Friday, June 6

The Retro Tech Allure of Typewriters

In the last days of the old millenium, I still cranked out class requirements in what was probably 12 point pica, from the portable my mother bought me in high school. One classmate was amazed upon receiving her workshop copy. "How retro," she said.

For me though, it was more a necessity than fashion or aesthetic considerations. I couldn't afford computer rentals and printouts all the time. But the lasting impression of seeing "black words on white paper rolling up in front of my gaze," as writer Frederick Forsyth said, is never lost on me, and in my mind, has always been connected with the act of writing. Also, I tend to type really hard, even on computer keyboards, which is bad, but something that I can't help doing.

In the digital world, one expects typewriters to be almost extinct. Although sales have been declining steadily, I was surprised to learn that there's still a steady base of customers for typewriters. Most of them are "old people," who probably can't get the hang of using computers, and the occasional student who opts to spend on one instead of a laptop.

Somewhere in our house sits that old portable, probably gathering dust and a colony of ants. I learned to type on a manual typewriter, with coins on the back of my hands. In the beginning, you could hear metal clanking on the floor all over the typing room. It was the early '90s, and in the high school I attended, which was big on office and commerce skills, typing upwards of 70 words per minute was a minimum requirement.

Then Windows 95 came and computer classes no longer involved booting the system cold from copies of DOS and Wordstar in 5 inch floppies.

But we still had regular typing classes, and every day, we had drills which focused on two things: speed and accuracy. With speed, we busied ourselves with high word turnouts, with accuracy, we went slower and made sure that there were no erasures or typeovers. It seemed like an archaic skill to learn on the brink of the digital revolution and the new millenium. But we learned this along with stenography, salesmanship and bookkeeping. Later on, the school would change the names of these skills to reflect the present/future situation: office management, entrepreneurship, and accounting.

It's old fashioned now, but when it was new, the ability to type really fast and accurate was revolutionary, specially for women. The females first ventured into the work space at the end of the 19th century as typists or secretaries. According to Neil Hallows of the BBC, "[i]t was a limited emancipation. The new employees (often called "type-writers" themselves) were accused of stealing jobs from men, depressing wages and sexually tempting the boss, and their chance of career progression was often nil. But for women to have any job outside the home was revolutionary."
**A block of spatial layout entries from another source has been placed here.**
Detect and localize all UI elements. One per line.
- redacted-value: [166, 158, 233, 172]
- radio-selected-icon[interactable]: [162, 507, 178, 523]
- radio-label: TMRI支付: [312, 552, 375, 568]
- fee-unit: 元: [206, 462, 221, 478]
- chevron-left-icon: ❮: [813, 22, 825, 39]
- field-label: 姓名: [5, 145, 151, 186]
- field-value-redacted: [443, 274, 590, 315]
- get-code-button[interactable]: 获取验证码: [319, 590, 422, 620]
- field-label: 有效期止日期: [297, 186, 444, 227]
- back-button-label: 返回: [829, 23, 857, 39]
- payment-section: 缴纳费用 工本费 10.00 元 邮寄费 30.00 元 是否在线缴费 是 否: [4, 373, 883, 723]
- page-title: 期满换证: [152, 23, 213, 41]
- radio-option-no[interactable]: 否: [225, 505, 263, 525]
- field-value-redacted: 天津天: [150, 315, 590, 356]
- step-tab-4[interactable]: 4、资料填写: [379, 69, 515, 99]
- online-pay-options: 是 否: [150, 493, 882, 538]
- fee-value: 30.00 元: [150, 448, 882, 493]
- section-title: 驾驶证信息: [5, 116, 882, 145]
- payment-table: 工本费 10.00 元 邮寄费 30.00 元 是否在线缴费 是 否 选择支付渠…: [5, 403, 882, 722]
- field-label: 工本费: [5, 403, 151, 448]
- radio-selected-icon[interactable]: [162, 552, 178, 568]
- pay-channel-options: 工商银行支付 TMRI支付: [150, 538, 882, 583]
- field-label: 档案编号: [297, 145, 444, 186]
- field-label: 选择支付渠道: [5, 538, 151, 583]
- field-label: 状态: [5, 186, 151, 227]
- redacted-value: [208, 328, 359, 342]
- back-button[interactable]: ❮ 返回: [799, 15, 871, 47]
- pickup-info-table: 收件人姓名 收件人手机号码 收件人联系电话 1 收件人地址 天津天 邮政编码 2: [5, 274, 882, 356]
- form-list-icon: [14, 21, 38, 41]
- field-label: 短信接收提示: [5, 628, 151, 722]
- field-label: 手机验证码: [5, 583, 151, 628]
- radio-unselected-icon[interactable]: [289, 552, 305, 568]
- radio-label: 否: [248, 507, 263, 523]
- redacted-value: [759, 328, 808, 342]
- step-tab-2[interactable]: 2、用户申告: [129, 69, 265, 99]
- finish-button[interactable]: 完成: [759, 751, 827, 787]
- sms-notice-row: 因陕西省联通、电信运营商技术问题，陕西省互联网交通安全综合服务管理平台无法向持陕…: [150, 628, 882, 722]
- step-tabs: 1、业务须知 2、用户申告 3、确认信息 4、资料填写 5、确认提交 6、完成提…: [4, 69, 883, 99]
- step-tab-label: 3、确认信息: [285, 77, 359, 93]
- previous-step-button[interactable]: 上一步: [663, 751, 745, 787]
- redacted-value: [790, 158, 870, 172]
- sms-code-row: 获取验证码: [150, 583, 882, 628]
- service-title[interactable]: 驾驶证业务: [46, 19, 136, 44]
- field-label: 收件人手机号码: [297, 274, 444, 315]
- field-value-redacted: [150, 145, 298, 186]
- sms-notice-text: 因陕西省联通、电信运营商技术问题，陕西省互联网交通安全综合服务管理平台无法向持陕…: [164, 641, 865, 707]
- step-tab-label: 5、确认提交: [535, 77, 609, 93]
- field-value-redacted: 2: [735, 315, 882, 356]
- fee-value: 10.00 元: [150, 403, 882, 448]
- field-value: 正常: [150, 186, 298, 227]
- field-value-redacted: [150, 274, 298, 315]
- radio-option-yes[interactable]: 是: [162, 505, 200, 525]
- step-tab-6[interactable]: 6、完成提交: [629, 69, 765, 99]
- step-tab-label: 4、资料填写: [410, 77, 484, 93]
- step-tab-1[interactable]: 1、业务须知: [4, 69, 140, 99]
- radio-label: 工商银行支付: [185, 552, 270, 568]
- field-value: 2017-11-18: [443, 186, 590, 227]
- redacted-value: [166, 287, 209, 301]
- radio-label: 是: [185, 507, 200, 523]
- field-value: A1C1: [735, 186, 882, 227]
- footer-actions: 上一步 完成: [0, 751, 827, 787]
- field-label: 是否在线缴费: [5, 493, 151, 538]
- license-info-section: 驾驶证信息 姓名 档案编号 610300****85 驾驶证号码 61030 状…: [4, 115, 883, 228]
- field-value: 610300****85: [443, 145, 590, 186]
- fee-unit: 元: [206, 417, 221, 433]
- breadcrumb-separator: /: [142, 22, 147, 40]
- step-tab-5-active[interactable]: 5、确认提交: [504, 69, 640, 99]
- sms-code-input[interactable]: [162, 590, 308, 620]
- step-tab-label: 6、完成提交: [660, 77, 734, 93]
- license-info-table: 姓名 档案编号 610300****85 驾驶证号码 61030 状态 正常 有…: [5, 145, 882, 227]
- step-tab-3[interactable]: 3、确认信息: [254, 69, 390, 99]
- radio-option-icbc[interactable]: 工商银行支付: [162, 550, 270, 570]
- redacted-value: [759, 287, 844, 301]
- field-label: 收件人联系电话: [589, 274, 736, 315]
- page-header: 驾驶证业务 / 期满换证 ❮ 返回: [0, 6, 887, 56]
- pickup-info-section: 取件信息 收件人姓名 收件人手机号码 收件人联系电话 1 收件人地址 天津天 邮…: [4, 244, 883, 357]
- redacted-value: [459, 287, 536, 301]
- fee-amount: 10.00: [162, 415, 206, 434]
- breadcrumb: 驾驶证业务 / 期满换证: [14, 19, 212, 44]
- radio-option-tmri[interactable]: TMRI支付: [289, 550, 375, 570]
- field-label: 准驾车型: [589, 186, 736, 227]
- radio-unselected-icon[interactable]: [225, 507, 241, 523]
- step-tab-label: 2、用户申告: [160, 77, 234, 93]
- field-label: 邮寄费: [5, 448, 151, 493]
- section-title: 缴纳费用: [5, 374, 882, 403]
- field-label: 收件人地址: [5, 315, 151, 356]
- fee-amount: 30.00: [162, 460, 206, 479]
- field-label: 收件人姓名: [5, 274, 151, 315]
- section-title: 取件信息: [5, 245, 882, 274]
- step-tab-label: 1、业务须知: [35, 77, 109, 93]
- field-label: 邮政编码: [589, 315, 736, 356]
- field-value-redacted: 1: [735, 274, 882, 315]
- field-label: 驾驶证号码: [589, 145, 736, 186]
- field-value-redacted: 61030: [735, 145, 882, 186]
So the women's liberation movement got their big push with typewriters, whose "retro" appeal does not end with seeing words come up on paper. More importantly, in a time when computers are plugged to the internet, productivity becomes more difficult. Specially for writers with deadlines and then faced with websites with little links you clink. Before you know the day has passed and you have watched more videos of lizards eating fruits of the pandan tree than you care to acknowledge.

The distraction afforded by the internet paved the way for software to make your computer seem like a typewriter, or at least, a very early version of the unwired computer with the black screen and green blinking cursor. As one commenter said:
A laptop for a writer is like a typewriter with a TV, stereo and library attached--and thousands upon thousands of channels, songs, articles to choose from: laptops anywhere near wifi are an endless procrastination device, an infernal tool of distraction for undisciplined souls such as myself. Indeed, I've even thought of disabling the internet on my laptop just so I won't be distracted.

Although a laptop's often purchased to be used chiefly as a word processor, one all too easily whiles away the hours on websites like this one--when one should be writing. A typewriter, on the other hand, offers no such distractions. It's just there, it has no cut/paste/erase, no itunes or internet, and one must face the bloody thing on its own terms. There are far fewer excuses with a typewriter. Far, far fewer.
It makes me want to hunt up that old portable. It might be difficult now to hunt for the two tone ribbon (black and red) and some wipeout, but hearing the clacking of keys and seeing words on paper is suddenly alluring and can well prove to be the cure to internet distraction.